# I found one of these today!



## showmeyote (Dec 12, 2010)

http://www.gunbroker.com/Auction/ViewItem.aspx?Item=225141495
Found some info on google, but all the info i have found is for .22short,long and long rifle. There is a short only.
The one I found today has long rifle only. If any one might stumble on some info, i would greatly appreciate it.


----------



## bones44 (Jan 7, 2011)

What a neat gun. Obviously not all that common. Check ebay for manuals and such. You'd really be surprised on what you find on there. Good luck on the search !!


----------



## youngdon (Mar 10, 2010)

Savage is their parent company and may be able to help you out. I'd start there.


----------



## showmeyote (Dec 12, 2010)

youngdon said:


> Savage is their parent company and may be able to help you out. I'd start there.


Don, I would do that but I have researched that J Stevens burnt down some time ago. And all known serial #s went with it. So not sure what I got!


----------



## youngdon (Mar 10, 2010)

I'll bet that Savage has a historian that may be able to put you on the right track.


----------



## lucas_shane (Jan 25, 2011)

I think my grandad has one just like it. Ill check the next time Im up there.

I agree call Savage and see what they say......they cant eat you....lol


----------



## youngdon (Mar 10, 2010)

Well... they could... but we would stop buying their guns.... unless they had a sale, or even a special, or put it in a pretty brown box.


----------



## lucas_shane (Jan 25, 2011)

youngdon said:


> Well... they could... but we would stop buying their guns.... unless they had a sale, or even a special, or put it in a pretty brown box.

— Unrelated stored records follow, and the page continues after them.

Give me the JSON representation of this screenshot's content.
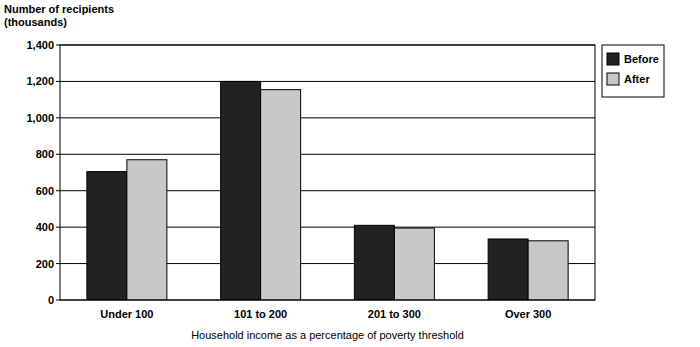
{
  "chart_data": {
    "type": "bar",
    "ylabel": "Number of recipients (thousands)",
    "xlabel": "Household income as a percentage of poverty threshold",
    "categories": [
      "Under 100",
      "101 to 200",
      "201 to 300",
      "Over 300"
    ],
    "series": [
      {
        "name": "Before",
        "color": "#222222",
        "values": [
          705,
          1200,
          410,
          335
        ]
      },
      {
        "name": "After",
        "color": "#c8c8c8",
        "values": [
          770,
          1155,
          395,
          325
        ]
      }
    ],
    "ylim": [
      0,
      1400
    ],
    "yticks": [
      0,
      200,
      400,
      600,
      800,
      {
        "value": 1000,
        "label": "1,000"
      },
      {
        "value": 1200,
        "label": "1,200"
      },
      {
        "value": 1400,
        "label": "1,400"
      }
    ],
    "grid": true,
    "legend": "right"
  }
}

Im partial to my savage rifles !! They shoot great and priced right !


----------



## bones44 (Jan 7, 2011)

Don't forget the pretty brown box Luke....... LOL


----------



## lucas_shane (Jan 25, 2011)

They come in a box ? man you must be buying tha high end savages....lol


----------



## youngdon (Mar 10, 2010)

Dude !! No box ? You got ripped !


----------



## lucas_shane (Jan 25, 2011)

LMBO !! I usually leave the box on the counter. man I knew I was forgetting something


----------